After a long while, I pack up Margot in her stroller and head down the trail. We walk for a while through the woods. It’s probably not the best idea with a baby, but I’m not ready to go back yet and face my life. I meander down the trail, at least a mile. My legs start to ache from the incline of the hill, but it feels good. It’s been so long since I’ve exercised properly. I really should work on that.
It’s still there. The dilapidated yet charming cabin that sits empty most of the time since they built the newer models. I smile, remembering my dad bringing me to this secret location and showing me how to jimmy open the back door. He used to hide here with his friends when he was young.
I’m not interested in breaking in. I peek in a few windows just to make sure it's still empty. Gladdened when I realize it is, I lift the stroller precariously up the two steps on the front porch. The swing is a bit rusty. I test it with my hands. It holds. I smile, Margot now awake. I pick her up and cuddle her into me before taking a place on the ancient yet reliable swing. She coos as I rock her, my feet grazing the splintered porch as I stare out into the forest sanctuary. Out here, it is just me and my baby, what I wanted most in life. There isn’t Olivia or John or back-alley meetings. There isn’t a dad in prison or a Mama who is dead or an office full of gossip about the psychotic woman who used to work there. There’s no Dr. Fountain squinting at me with her judgmental eyes or riddles to solve in my marriage. There’s just the two of us like it should be.
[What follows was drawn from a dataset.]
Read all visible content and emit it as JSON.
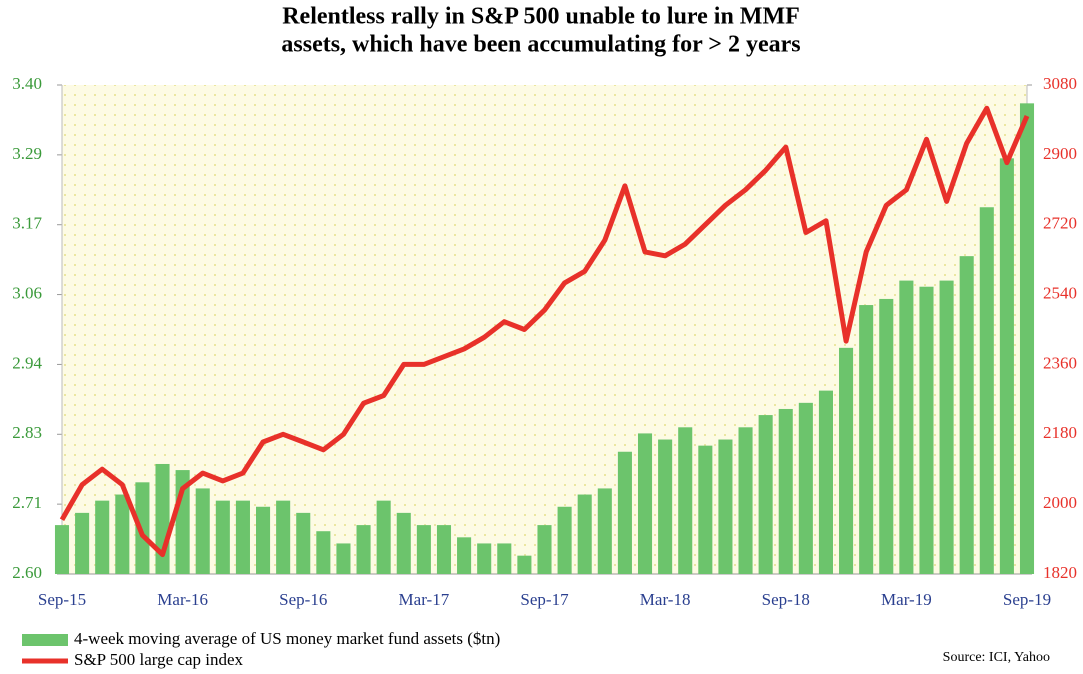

I think when we leave John, we’ll find a small place in the woods. I would love for Margot to grow up as a girl of nature, of inner peace, like I never got to.
Mama did her best with me, I realize as I swing on the porch. She gave me a chance in life to be something else, even when her world was falling apart. And it is because of her I know I can do this. I can raise Margot on my own. I can show her a better version of life than even I had.
I don’t know how long we stay there, both content. I don’t know what makes me decide to leave, either. Perhaps it’s knowing to live this life, I need to settle mine out, for better or worse. I traipse back to the car, pack up Margot, and aim the car toward the house of lies. It didn’t always use to be this way, I think with sadness. There was a time I thought John and I would get that happily-ever-after. There was a time when he was home and our house was my refuge in a cruel, ugly world.
Once we’re out of the mountains and back to civilization, my phone buzzes. Ten missed calls. I realize it’s much later than I thought. All of the calls are from John. He probably is worried. Good. Let him suffer.
When I get home, he’s waiting at the kitchen table, his head propped in his hands. He looks up when I come in with Margot.
“Jesus, Evette, I’ve been calling and calling. Where have you been?”
I keep my face stoic and nonchalant. I shrug. “I needed to get away. We went to the lake for a while.”
“I was worried about you,” he says. There is a genuine note in his voice that tells me he means it.
“I’m sorry. I needed to clear my head.” I take extra care to ensure my words are calm and subdued. My lips stick together after the last word in a solemn line.
“Did it help?” he asks calmly.
“It did,” I reply. He nods. We exchange simple niceties, small talk. All the while, I think about the mountain air, the serenity, and how someday soon, I’m going to claim what’s mine. It helps. It helps more than anything.